An anonymous reader writes: Algolia is a buzzword-compliant ("Hosted Search API that delivers instant and relevant results") start-up that uses a lot of open-source software (including various strains of Linux) and a lot of solid-state disk, and as such sometimes runs into problems with each of these. Their blog this week features a fascinating look at troubles that they faced with ext4 filesystems mysteriously flipping to read-only mode: not such a good thing for machines processing a search index, not just dishing it out. The NGINX daemon serving all the HTTP(S) communication of our API was up and ready to serve the search queries but the indexing process crashed. Since the indexing process is guarded by supervise, crashing in a loop would have been understandable but a complete crash was not. As it turned out the filesystem was in a read-only mode. All right, let’s assume it was a cosmic ray
:) The filesystem got fixed, files were restored from another healthy server and everything looked fine again.

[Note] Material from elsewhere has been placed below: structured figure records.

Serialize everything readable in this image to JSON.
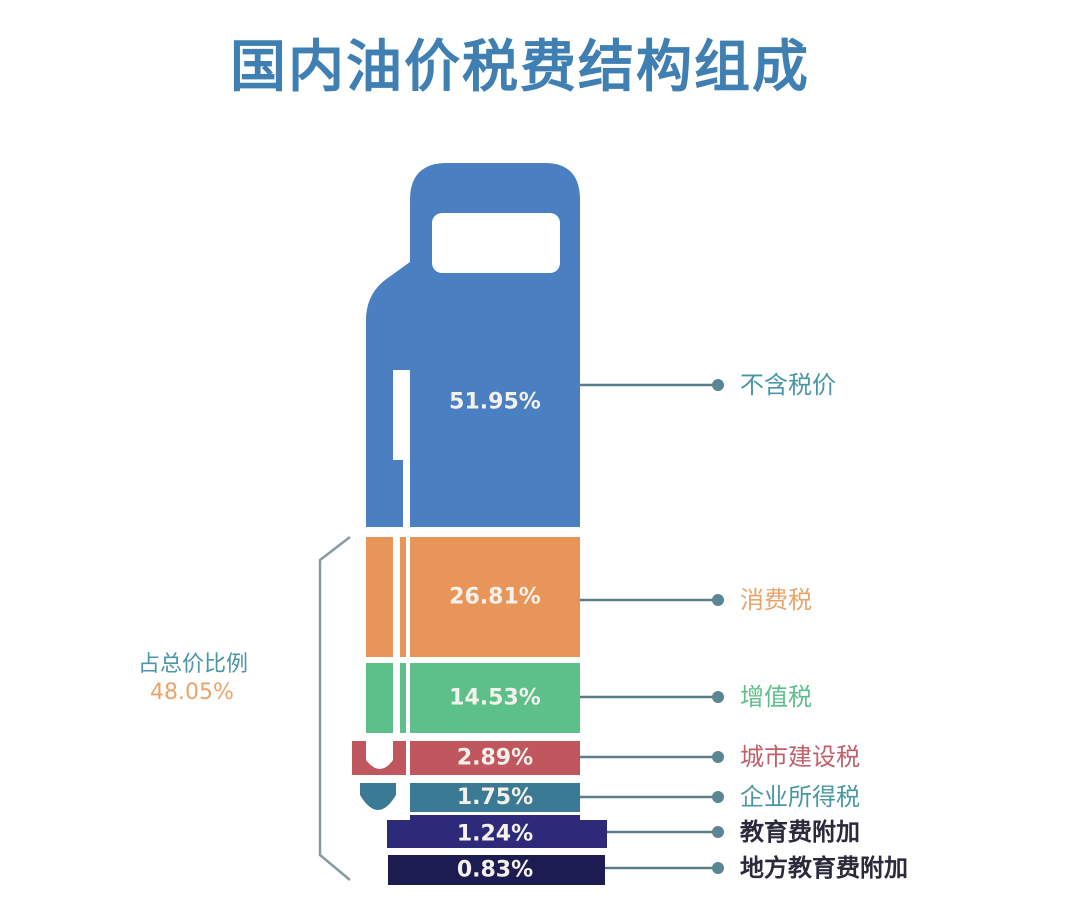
{
  "chart_data": {
    "type": "bar",
    "title": "国内油价税费结构组成",
    "unit": "%",
    "categories": [
      "不含税价",
      "消费税",
      "增值税",
      "城市建设税",
      "企业所得税",
      "教育费附加",
      "地方教育费附加"
    ],
    "values": [
      51.95,
      26.81,
      14.53,
      2.89,
      1.75,
      1.24,
      0.83
    ],
    "value_labels": [
      "51.95%",
      "26.81%",
      "14.53%",
      "2.89%",
      "1.75%",
      "1.24%",
      "0.83%"
    ],
    "colors": [
      "#4a7fc1",
      "#e8955a",
      "#5dbf8a",
      "#c0575e",
      "#3a7a94",
      "#2e2a7a",
      "#1c1c52"
    ],
    "label_colors": [
      "#4b95a8",
      "#e8a46a",
      "#5dbf8a",
      "#c0606a",
      "#4a98a0",
      "#2a2a3a",
      "#2a2a3a"
    ],
    "stacked": true,
    "shape": "fuel-pump",
    "bracket": {
      "label": "占总价比例",
      "value": "48.05%",
      "covers": [
        "消费税",
        "增值税",
        "城市建设税",
        "企业所得税",
        "教育费附加",
        "地方教育费附加"
      ]
    }
  }
}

The next day another server ended with filesystem in read-only, two hours after another one and then next hour another one. Something was going on. After restoring the filesystem and the files, it was time for serious analysis since this was not a one time thing.

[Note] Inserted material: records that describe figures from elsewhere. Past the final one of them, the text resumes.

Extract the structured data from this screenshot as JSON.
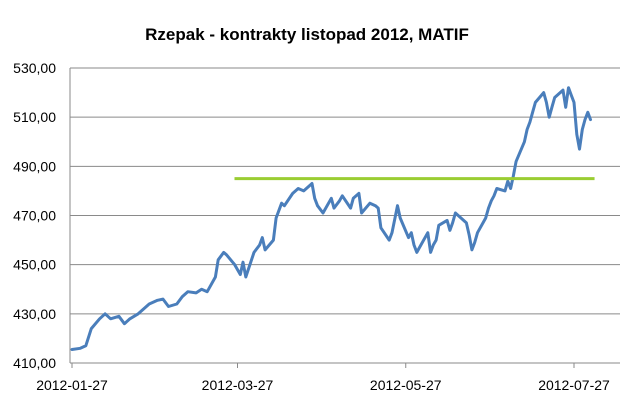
{
  "chart_data": {
    "type": "line",
    "title": "Rzepak - kontrakty listopad 2012, MATIF",
    "xlabel": "",
    "ylabel": "",
    "x_ticks": [
      "2012-01-27",
      "2012-03-27",
      "2012-05-27",
      "2012-07-27"
    ],
    "x_tick_dates": [
      "2012-01-27",
      "2012-03-27",
      "2012-05-27",
      "2012-07-27"
    ],
    "xlim": [
      "2012-01-27",
      "2012-08-02"
    ],
    "y_ticks": [
      "410,00",
      "430,00",
      "450,00",
      "470,00",
      "490,00",
      "510,00",
      "530,00"
    ],
    "ylim": [
      410,
      530
    ],
    "grid": true,
    "legend": "none",
    "series": [
      {
        "color": "#4a7ebb",
        "points": [
          [
            "2012-01-27",
            415.5
          ],
          [
            "2012-01-30",
            416
          ],
          [
            "2012-02-01",
            417
          ],
          [
            "2012-02-03",
            424
          ],
          [
            "2012-02-06",
            428
          ],
          [
            "2012-02-08",
            430
          ],
          [
            "2012-02-10",
            428
          ],
          [
            "2012-02-13",
            429
          ],
          [
            "2012-02-15",
            426
          ],
          [
            "2012-02-17",
            428
          ],
          [
            "2012-02-20",
            430
          ],
          [
            "2012-02-22",
            432
          ],
          [
            "2012-02-24",
            434
          ],
          [
            "2012-02-27",
            435.5
          ],
          [
            "2012-02-29",
            436
          ],
          [
            "2012-03-02",
            433
          ],
          [
            "2012-03-05",
            434
          ],
          [
            "2012-03-07",
            437
          ],
          [
            "2012-03-09",
            439
          ],
          [
            "2012-03-12",
            438.5
          ],
          [
            "2012-03-14",
            440
          ],
          [
            "2012-03-16",
            439
          ],
          [
            "2012-03-19",
            445
          ],
          [
            "2012-03-20",
            452
          ],
          [
            "2012-03-22",
            455
          ],
          [
            "2012-03-23",
            454
          ],
          [
            "2012-03-26",
            450
          ],
          [
            "2012-03-28",
            446
          ],
          [
            "2012-03-29",
            451
          ],
          [
            "2012-03-30",
            445
          ],
          [
            "2012-04-02",
            455
          ],
          [
            "2012-04-04",
            458
          ],
          [
            "2012-04-05",
            461
          ],
          [
            "2012-04-06",
            456
          ],
          [
            "2012-04-09",
            460
          ],
          [
            "2012-04-10",
            469
          ],
          [
            "2012-04-12",
            475
          ],
          [
            "2012-04-13",
            474
          ],
          [
            "2012-04-16",
            479
          ],
          [
            "2012-04-18",
            481
          ],
          [
            "2012-04-20",
            480
          ],
          [
            "2012-04-23",
            483
          ],
          [
            "2012-04-24",
            477
          ],
          [
            "2012-04-25",
            474
          ],
          [
            "2012-04-27",
            471
          ],
          [
            "2012-04-30",
            477
          ],
          [
            "2012-05-01",
            473
          ],
          [
            "2012-05-03",
            476
          ],
          [
            "2012-05-04",
            478
          ],
          [
            "2012-05-07",
            473
          ],
          [
            "2012-05-08",
            477
          ],
          [
            "2012-05-10",
            479
          ],
          [
            "2012-05-11",
            471
          ],
          [
            "2012-05-14",
            475
          ],
          [
            "2012-05-16",
            474
          ],
          [
            "2012-05-17",
            473
          ],
          [
            "2012-05-18",
            465
          ],
          [
            "2012-05-21",
            460
          ],
          [
            "2012-05-22",
            463
          ],
          [
            "2012-05-24",
            474
          ],
          [
            "2012-05-25",
            469
          ],
          [
            "2012-05-28",
            461
          ],
          [
            "2012-05-29",
            463
          ],
          [
            "2012-05-30",
            458
          ],
          [
            "2012-05-31",
            455
          ],
          [
            "2012-06-01",
            457
          ],
          [
            "2012-06-04",
            463
          ],
          [
            "2012-06-05",
            455
          ],
          [
            "2012-06-06",
            458
          ],
          [
            "2012-06-07",
            460
          ],
          [
            "2012-06-08",
            466
          ],
          [
            "2012-06-11",
            468
          ],
          [
            "2012-06-12",
            464
          ],
          [
            "2012-06-13",
            467
          ],
          [
            "2012-06-14",
            471
          ],
          [
            "2012-06-15",
            470
          ],
          [
            "2012-06-18",
            467
          ],
          [
            "2012-06-19",
            462
          ],
          [
            "2012-06-20",
            456
          ],
          [
            "2012-06-21",
            459
          ],
          [
            "2012-06-22",
            463
          ],
          [
            "2012-06-25",
            469
          ],
          [
            "2012-06-26",
            473
          ],
          [
            "2012-06-27",
            476
          ],
          [
            "2012-06-28",
            478
          ],
          [
            "2012-06-29",
            481
          ],
          [
            "2012-07-02",
            480
          ],
          [
            "2012-07-03",
            484
          ],
          [
            "2012-07-04",
            481
          ],
          [
            "2012-07-05",
            486
          ],
          [
            "2012-07-06",
            492
          ],
          [
            "2012-07-09",
            500
          ],
          [
            "2012-07-10",
            505
          ],
          [
            "2012-07-11",
            508
          ],
          [
            "2012-07-12",
            512
          ],
          [
            "2012-07-13",
            516
          ],
          [
            "2012-07-16",
            520
          ],
          [
            "2012-07-17",
            516
          ],
          [
            "2012-07-18",
            510
          ],
          [
            "2012-07-19",
            514
          ],
          [
            "2012-07-20",
            518
          ],
          [
            "2012-07-23",
            521
          ],
          [
            "2012-07-24",
            514
          ],
          [
            "2012-07-25",
            522
          ],
          [
            "2012-07-26",
            519
          ],
          [
            "2012-07-27",
            516
          ],
          [
            "2012-07-28",
            503
          ],
          [
            "2012-07-29",
            497
          ],
          [
            "2012-07-30",
            505
          ],
          [
            "2012-07-31",
            509
          ],
          [
            "2012-08-01",
            512
          ],
          [
            "2012-08-02",
            509
          ]
        ]
      },
      {
        "color": "#9acd32",
        "points": [
          [
            "2012-03-27",
            485
          ],
          [
            "2012-08-02",
            485
          ]
        ]
      }
    ]
  }
}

The rest of the story explains how they isolated the problem and worked around it; it turns out that the culprit was TRIM, or rather TRIM's interaction with certain SSDs: The system was issuing a TRIM to erase empty blocks, the command got misinterpreted by the drive and the controller erased blocks it was not supposed to. Therefore our files ended-up with 512 bytes of zeroes, files smaller than 512 bytes were completely zeroed. When we were lucky enough, the misbehaving TRIM hit the super-block of the filesystem and caused a corruption.
Since SSDs are becoming the norm outside the data center as well as within, some of the problems that their analysis exposed for one company probably would be good to test for elsewhere. One upshot: As a result, we informed our server provider about the affected SSDs and they informed the manufacturer. Our new deployments were switched to different SSD drives and we don’t recommend anyone to use any SSD that is anyhow mentioned in a bad way by the Linux kernel.